Crude oil prices surged Wednesday following news from OPEC that the group agreed tocut 1.2 MMBOPD of production after two years of producing near capacity in a bid for market share. OPEC agreed to cap production at 32.5 MMBOPD, which, along with agreements form non-OPEC members to reduce production by 600 MBOPD, should reduce global output by 1 percent.

Market watchers were uncertain which way the meeting would go after months of negotiations between OPEC members about how much to cut, and where. Much of the tension surrounded regional rivals Saudi Arabia and Iran – the organization’s first and third largest producers, respectively. Talks to freeze production had been sunk before by disagreements between the two, and many worried that Iran’s insistence to return its production to pre-sanction levels would prevent today’s deal as well.
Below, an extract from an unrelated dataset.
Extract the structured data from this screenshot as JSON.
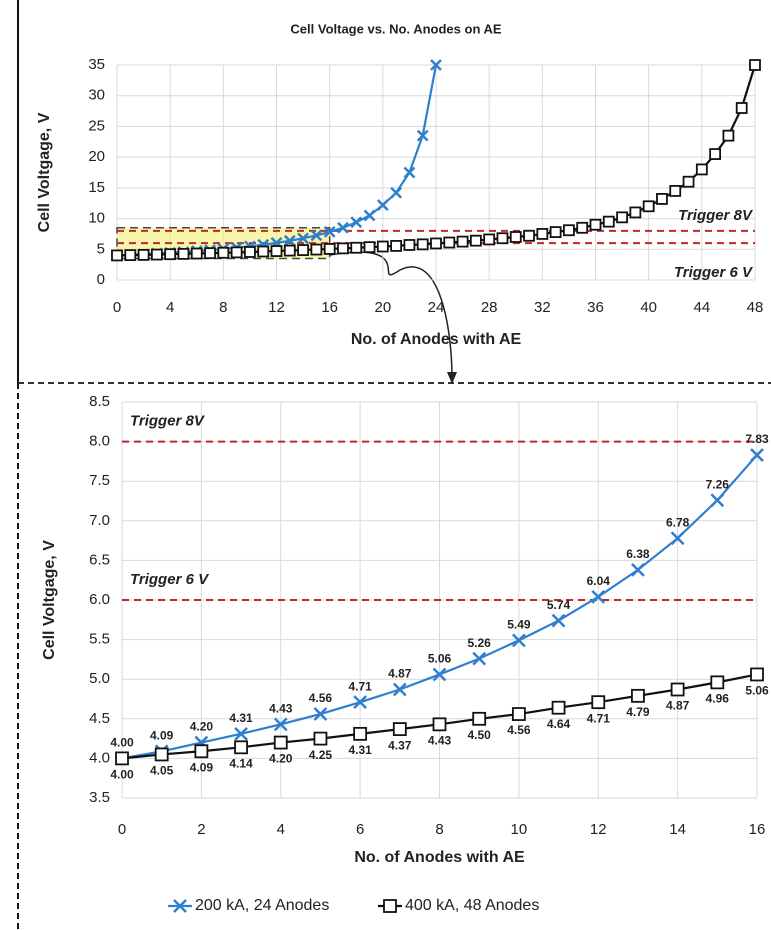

Today’s deal signifies a turning point for OPEC, however, with Saudi Arabia agreeing to Iran maintaining its current production while the kingdom and other members of OPEC make production cuts. As part of the deal, Indonesia has suspended its membership in OPEC, allowing Iran to set its production cap at 3.797 MMBOPD almost 3 percent higher than the 3.69 MMBOPD it produced in October.

“Before, we were thinking that, optimistically, we could reach market balance at the back-half of 2017 or the front-half of 2018,” Wunderlich Director of Equity Research and Chief Market Strategist Art Hogan told Oil & Gas 360 today. “Now I think we can get there in the front-half of 2017.”